In fact he’s made for climbing, Morgan thought. Made for falling, me.

“Come, friend Morgan,” Snenneq said. “Follow us.”

“Remind me again why I came with you?” he asked.

“Because I said I would show wonders to you,” the troll told him.

“Ah. Yes. Of course.” He patted Sir Porto on his blanketed shoulder, and said with a confidence he did not wholly feel, “Be brave, old campaigner. We’ll be back very soon.”

? ? ?

“Morgan Prince!” called Snenneq from somewhere above. “Almost we have reached a stopping place.”

“Oh, praise the Aedon!” Morgan was feeling the cold badly now, and wishing he had drunk a great deal less water and a great deal more wine. “We’re at the stopping place?”

“No,” said Snenneq. “We are almost at a stopping place.”

They scrambled up another bank of loose rock and then picked their way along a scarp that looked so narrow—though it was wider across than his shoulders—that Morgan sat down and inched along it like a child learning to crawl. He could see the lights of Radfisk Foss far below them now, obscured by the trees at the base of the slope and looking quite unreachably distant.

“Here is not for lingering,” called Snenneq, despite the fact that he had just taken off his pack. “Our slowness makes me worry.”

“Yes, well, I’m not all that happy myself,” said Morgan. He was quite disinterested in the whole adventure now. If it had not been for the full moon, the four of them would have been climbing these perilous heights in darkness. He had been finding the company of Astrian and Olveris a bit flat of late—the knights seemed to be doing nothing more than waiting for the journey to end—but he was beginning to think it was not such a good idea to let the trolls call the dance either. “Snenneq, why are we here? In fact, where are we going?”

“It is not just a where,” Little Snenneq said. “It is having more importance for when.”

“Oh, God save me from mad trolls!” Morgan sat down on the broad ledge. “That is enough. We’ll go back now.”

“True it is only being a little more far,” said Qina. “Do not be feared, Highness Prince.”

“Prince Morgan. No, just ‘Morgan.’ Simpler. What is only a little more far?”

“The top,” Snenneq explained. “But first you must be putting these on.” He pulled an oilskinned bundle out of his pack and began to unwrap it. He set a pair of climbing irons before Morgan, then took the other for himself.
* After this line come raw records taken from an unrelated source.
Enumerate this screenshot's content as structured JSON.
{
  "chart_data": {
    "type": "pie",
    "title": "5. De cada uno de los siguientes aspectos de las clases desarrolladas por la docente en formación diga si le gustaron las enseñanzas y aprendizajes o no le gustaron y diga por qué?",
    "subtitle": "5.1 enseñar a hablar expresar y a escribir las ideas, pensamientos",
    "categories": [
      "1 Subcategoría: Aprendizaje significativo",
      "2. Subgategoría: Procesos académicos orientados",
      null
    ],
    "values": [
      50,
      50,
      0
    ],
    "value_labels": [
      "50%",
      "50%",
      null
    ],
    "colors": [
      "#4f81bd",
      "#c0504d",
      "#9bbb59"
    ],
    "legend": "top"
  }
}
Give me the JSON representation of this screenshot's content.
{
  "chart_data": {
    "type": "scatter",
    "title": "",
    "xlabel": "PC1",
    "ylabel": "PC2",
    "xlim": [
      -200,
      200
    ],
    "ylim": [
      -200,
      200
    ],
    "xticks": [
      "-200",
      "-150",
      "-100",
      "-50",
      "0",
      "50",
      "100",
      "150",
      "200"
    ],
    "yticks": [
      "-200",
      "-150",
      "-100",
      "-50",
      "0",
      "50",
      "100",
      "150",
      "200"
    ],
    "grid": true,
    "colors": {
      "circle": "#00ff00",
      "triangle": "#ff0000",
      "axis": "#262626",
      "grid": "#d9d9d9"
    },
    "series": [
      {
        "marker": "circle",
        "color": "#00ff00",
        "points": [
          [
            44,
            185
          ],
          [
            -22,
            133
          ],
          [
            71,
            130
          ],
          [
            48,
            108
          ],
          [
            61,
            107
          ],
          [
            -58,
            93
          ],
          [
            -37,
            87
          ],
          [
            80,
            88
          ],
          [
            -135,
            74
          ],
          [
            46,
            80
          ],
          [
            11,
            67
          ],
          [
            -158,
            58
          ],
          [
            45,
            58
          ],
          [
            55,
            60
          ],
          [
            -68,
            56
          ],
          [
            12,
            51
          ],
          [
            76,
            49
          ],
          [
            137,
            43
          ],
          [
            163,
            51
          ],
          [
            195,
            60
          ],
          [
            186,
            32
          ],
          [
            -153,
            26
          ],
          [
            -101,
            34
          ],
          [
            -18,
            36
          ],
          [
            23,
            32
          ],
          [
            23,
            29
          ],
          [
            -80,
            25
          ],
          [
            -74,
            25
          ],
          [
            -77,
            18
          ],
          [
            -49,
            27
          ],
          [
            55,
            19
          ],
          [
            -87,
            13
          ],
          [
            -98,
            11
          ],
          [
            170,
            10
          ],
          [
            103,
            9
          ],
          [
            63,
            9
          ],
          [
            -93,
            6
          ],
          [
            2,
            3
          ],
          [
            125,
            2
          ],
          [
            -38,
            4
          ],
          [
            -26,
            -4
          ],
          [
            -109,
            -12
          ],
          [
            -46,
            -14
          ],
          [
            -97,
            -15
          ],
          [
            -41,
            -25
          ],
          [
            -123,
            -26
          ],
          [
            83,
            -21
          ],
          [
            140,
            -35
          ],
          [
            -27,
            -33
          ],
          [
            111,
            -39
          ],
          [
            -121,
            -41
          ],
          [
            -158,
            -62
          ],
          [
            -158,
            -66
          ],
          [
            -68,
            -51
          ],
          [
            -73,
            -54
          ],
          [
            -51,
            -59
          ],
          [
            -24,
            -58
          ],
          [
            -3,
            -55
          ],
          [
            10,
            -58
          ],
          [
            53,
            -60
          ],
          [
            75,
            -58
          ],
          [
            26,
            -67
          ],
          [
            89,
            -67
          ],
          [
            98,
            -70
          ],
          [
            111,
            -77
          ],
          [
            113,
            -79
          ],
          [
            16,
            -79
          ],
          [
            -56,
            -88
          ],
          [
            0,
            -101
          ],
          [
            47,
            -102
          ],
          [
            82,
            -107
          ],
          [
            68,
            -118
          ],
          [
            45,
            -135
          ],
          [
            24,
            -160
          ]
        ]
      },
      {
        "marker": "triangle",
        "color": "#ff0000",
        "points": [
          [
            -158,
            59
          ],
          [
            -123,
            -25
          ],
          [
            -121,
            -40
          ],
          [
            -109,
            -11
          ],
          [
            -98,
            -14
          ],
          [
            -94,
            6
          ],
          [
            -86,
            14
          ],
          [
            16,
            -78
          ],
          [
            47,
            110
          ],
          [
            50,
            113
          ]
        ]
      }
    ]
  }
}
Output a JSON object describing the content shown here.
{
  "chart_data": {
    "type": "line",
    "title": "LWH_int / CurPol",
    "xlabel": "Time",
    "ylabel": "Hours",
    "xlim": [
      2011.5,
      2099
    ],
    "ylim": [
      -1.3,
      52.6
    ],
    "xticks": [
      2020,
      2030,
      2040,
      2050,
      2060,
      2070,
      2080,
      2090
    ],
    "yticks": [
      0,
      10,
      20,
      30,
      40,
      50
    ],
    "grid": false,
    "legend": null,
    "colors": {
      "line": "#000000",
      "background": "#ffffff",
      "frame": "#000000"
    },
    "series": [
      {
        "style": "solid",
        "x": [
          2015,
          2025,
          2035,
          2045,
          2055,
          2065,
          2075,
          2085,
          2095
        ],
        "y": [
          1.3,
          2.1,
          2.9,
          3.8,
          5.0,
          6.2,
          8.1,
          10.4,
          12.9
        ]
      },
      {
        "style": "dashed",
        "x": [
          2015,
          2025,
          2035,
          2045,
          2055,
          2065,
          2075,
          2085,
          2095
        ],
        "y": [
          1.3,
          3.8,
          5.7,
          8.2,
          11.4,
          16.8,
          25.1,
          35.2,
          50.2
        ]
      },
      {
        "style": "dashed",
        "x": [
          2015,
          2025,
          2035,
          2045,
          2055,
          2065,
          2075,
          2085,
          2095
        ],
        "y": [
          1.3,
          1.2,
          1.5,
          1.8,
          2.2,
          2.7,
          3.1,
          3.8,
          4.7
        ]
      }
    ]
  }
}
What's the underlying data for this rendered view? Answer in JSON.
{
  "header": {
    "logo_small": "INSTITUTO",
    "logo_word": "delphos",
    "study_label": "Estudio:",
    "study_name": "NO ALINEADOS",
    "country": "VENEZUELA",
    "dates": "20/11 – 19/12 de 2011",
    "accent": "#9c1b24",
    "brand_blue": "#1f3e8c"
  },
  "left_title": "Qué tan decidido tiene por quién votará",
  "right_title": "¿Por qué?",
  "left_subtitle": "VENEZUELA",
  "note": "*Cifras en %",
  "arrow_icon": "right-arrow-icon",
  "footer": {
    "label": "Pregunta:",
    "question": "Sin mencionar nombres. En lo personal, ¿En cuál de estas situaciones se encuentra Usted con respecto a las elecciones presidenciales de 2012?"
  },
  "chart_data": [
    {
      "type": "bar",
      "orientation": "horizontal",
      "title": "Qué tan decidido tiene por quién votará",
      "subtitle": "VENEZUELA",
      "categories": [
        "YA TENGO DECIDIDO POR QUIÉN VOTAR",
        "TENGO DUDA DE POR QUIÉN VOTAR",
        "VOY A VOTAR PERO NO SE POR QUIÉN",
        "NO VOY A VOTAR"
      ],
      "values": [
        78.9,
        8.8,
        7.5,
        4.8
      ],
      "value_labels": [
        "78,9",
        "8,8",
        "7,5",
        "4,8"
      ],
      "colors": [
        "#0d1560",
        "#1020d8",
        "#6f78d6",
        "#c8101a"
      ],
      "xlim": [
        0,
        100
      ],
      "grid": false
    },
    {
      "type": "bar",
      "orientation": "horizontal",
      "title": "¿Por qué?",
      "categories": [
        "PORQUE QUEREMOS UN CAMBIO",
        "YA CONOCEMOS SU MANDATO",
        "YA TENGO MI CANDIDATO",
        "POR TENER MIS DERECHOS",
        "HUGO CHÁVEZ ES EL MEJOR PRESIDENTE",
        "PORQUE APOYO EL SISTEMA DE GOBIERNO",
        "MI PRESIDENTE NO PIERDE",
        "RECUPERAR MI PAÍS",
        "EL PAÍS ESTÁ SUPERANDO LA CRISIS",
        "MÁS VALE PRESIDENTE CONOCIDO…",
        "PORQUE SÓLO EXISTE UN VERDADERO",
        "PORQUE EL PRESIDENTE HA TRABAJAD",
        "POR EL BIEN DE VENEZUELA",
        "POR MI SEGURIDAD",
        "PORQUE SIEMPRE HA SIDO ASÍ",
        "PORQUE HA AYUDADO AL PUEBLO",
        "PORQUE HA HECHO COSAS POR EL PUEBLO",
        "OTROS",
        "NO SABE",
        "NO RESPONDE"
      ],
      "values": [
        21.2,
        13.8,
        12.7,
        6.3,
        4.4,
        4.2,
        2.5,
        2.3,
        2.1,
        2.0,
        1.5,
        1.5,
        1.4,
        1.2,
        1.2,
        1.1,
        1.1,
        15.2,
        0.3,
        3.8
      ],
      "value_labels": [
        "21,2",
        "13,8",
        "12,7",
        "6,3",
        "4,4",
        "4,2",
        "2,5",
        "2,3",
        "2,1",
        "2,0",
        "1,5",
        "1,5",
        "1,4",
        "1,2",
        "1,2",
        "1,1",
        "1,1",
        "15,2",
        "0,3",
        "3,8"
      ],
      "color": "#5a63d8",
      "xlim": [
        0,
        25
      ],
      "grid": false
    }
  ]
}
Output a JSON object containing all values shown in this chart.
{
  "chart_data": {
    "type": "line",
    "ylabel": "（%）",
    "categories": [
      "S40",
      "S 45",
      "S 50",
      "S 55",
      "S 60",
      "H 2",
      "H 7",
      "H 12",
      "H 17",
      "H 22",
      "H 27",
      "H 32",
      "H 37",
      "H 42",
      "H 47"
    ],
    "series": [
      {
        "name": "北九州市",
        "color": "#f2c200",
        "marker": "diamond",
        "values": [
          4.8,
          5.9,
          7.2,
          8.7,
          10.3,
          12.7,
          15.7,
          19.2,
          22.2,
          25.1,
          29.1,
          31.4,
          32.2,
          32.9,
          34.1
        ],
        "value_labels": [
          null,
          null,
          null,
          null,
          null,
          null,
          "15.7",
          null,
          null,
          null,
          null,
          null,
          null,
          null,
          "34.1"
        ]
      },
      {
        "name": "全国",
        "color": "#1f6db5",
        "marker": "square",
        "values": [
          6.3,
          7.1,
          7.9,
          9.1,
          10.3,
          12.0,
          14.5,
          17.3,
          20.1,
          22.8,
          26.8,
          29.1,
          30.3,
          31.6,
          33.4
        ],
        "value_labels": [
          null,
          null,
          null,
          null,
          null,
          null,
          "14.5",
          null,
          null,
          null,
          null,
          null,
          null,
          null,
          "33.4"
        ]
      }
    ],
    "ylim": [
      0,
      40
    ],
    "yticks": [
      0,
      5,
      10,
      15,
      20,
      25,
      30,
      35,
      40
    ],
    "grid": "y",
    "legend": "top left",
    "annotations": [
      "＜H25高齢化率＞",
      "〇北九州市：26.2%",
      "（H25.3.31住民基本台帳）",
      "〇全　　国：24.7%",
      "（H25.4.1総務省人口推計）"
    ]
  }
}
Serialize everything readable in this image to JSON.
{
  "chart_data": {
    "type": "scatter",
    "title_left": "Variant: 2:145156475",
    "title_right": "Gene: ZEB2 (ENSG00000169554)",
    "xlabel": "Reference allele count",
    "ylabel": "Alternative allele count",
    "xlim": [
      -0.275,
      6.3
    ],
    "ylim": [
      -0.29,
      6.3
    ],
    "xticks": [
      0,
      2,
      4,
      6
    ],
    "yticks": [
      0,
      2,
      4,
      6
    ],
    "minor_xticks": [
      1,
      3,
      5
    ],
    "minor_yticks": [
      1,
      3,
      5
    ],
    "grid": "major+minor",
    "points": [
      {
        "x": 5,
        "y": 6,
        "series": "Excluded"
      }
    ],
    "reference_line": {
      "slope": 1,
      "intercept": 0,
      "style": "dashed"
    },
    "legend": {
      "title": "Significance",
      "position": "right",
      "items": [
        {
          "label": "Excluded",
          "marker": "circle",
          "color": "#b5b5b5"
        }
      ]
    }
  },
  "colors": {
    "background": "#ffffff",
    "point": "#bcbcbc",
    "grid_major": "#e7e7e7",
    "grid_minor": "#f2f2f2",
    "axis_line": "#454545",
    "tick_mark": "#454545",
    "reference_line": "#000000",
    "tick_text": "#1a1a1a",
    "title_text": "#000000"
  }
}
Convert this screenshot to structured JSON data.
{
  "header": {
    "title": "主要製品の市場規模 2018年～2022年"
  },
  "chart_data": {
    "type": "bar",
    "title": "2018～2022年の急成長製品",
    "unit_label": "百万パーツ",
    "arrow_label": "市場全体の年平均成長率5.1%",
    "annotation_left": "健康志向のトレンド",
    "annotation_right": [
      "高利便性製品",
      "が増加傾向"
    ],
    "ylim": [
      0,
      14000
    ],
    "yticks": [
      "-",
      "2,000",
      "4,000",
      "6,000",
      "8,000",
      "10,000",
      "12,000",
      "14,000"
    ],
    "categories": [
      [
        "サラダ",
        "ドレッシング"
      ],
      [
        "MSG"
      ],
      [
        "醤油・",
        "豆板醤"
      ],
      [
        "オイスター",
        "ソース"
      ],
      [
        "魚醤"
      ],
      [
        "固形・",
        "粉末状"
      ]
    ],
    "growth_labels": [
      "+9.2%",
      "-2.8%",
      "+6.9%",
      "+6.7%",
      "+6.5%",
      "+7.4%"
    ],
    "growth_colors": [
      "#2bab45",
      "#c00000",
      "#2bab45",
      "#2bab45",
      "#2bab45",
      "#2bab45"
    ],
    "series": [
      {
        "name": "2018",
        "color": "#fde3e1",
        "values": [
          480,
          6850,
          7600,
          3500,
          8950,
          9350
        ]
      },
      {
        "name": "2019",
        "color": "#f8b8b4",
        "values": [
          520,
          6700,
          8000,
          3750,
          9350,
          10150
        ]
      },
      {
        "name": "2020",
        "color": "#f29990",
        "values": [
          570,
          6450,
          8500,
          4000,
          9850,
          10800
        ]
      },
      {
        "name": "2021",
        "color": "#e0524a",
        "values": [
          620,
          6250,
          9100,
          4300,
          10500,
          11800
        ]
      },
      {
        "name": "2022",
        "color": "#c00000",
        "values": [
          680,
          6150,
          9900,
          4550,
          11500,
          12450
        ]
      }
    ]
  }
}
Qina had already donned hers in what seemed less than a moment; it made Morgan feel dizzied. “Go to,” Snenneq urged him. “You are remembering how, yes? But this time not for ice-sliding, only climbing.” The troll laughed so loud he blew snow from the fur around his hood. “What did you call it—skatting? Skating? We will not be doing that tonight, I think.” He paused, waiting for a response, grinning widely. At last he said, in a slightly injured tone, “That was a fine joke, you must admit.”

“Do Singing Men have to be good at jokes?” Morgan asked, swearing silently as he knotted his cold fingers in a rawhide thong by accident.

“A Singing Man must be skilled in all things,” Snenneq said with high seriousness. “Herding and hunting, making and finding, leaving and coming back again. He must travel so quietly the rabbits do not hear him pass. He must speak the languages of people and of animals and of storms—”

“He must speak when the moon is climbed too high,” said Qina with a stern look.

“By the Mountain’s Daughter, she is right!” Snenneq said. “You have kept me too long in conversing, Morgan Prince. Now we must go swiftly. Do not worry, Qina and myself will see you there safely.”

“But where is there?” Morgan asked, getting cautiously onto his feet. At least this time the odd weight and protrusion of the climbing spikes felt almost familiar.